I was just at a conference and I heard one physician saying they were not sure if they trust the new gene testing algorithm because not one of the genes they are testing is estrogen receptor or HER2, the ones that we are used to testing. As our understanding of biology has progressed, you don't need to have the estrogen receptor if you see what's downstream. The estrogen receptor is like a line of dominos where you hit the first one, and what you really care about is that last domino that's going to press on something, or the bridge will fall. Now we know we can pick out the genes that are at the end of the pathway and you'll have an even better readout of what is happening. Whether the estrogen receptor is mutated, doesn't work properly, or gets interfered with, if that pathway has been set in motion, if the fuse has been lit, you are looking to see if that signal travels all the way down to the end of that fuse where the bomb explodes.

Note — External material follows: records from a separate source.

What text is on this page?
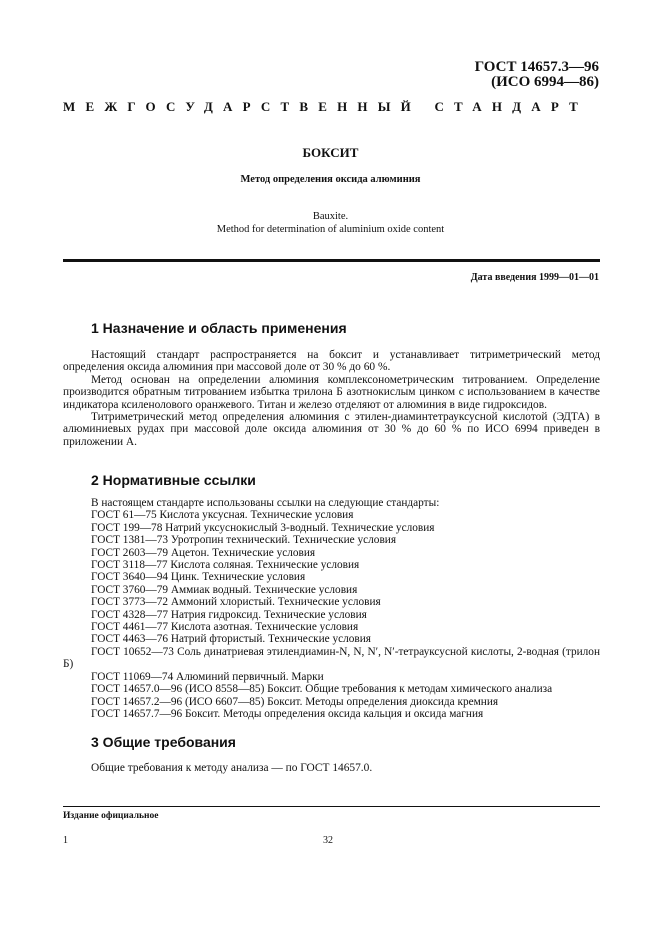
ГОСТ 14657.3—96
(ИСО 6994—86)
МЕЖГОСУДАРСТВЕННЫЙ СТАНДАРТ
БОКСИТ
Метод определения оксида алюминия
Bauxite.
Method for determination of aluminium oxide content
Дата введения 1999—01—01
1 Назначение и область применения

Настоящий стандарт распространяется на боксит и устанавливает титриметрический метод определения оксида алюминия при массовой доле от 30 % до 60 %.

Метод основан на определении алюминия комплексонометрическим титрованием. Определение производится обратным титрованием избытка трилона Б азотнокислым цинком с использованием в качестве индикатора ксиленолового оранжевого. Титан и железо отделяют от алюминия в виде гидроксидов.

Титриметрический метод определения алюминия с этилен-диаминтетрауксусной кислотой (ЭДТА) в алюминиевых рудах при массовой доле оксида алюминия от 30 % до 60 % по ИСО 6994 приведен в приложении А.

2 Нормативные ссылки
В настоящем стандарте использованы ссылки на следующие стандарты:
ГОСТ 61—75 Кислота уксусная. Технические условия
ГОСТ 199—78 Натрий уксуснокислый 3-водный. Технические условия
ГОСТ 1381—73 Уротропин технический. Технические условия
ГОСТ 2603—79 Ацетон. Технические условия
ГОСТ 3118—77 Кислота соляная. Технические условия
ГОСТ 3640—94 Цинк. Технические условия
ГОСТ 3760—79 Аммиак водный. Технические условия
ГОСТ 3773—72 Аммоний хлористый. Технические условия
ГОСТ 4328—77 Натрия гидроксид. Технические условия
ГОСТ 4461—77 Кислота азотная. Технические условия
ГОСТ 4463—76 Натрий фтористый. Технические условия
ГОСТ 10652—73 Соль динатриевая этилендиамин-N, N, N′, N′-тетрауксусной кислоты, 2-водная (трилон Б)
ГОСТ 11069—74 Алюминий первичный. Марки
ГОСТ 14657.0—96 (ИСО 8558—85) Боксит. Общие требования к методам химического анализа
ГОСТ 14657.2—96 (ИСО 6607—85) Боксит. Методы определения диоксида кремния
ГОСТ 14657.7—96 Боксит. Методы определения оксида кальция и оксида магния
3 Общие требования

Общие требования к методу анализа — по ГОСТ 14657.0.

Издание официальное
1	32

Targeted Oncology: What would you like the main takeaway to be for those who attended your presentation?

Holmes:Neoadjuvant endocrine therapy—giving hormone therapy first before chemotherapy—isn't just for old, frail people or patients who have very strong ideas about not wanting to take chemotherapy. Increasingly, it will become a mainstream therapy and the way it will do that is by us defining specifically which patients’ tumors are not going to be affected by chemotherapy. The second thing is, more and more we are learning about the negative effects of some of our treatments. We've always known that chemotherapy has a very small incidence of leukemia. If you're taking anthracyclines, there's a small incidence of heart problems down the line.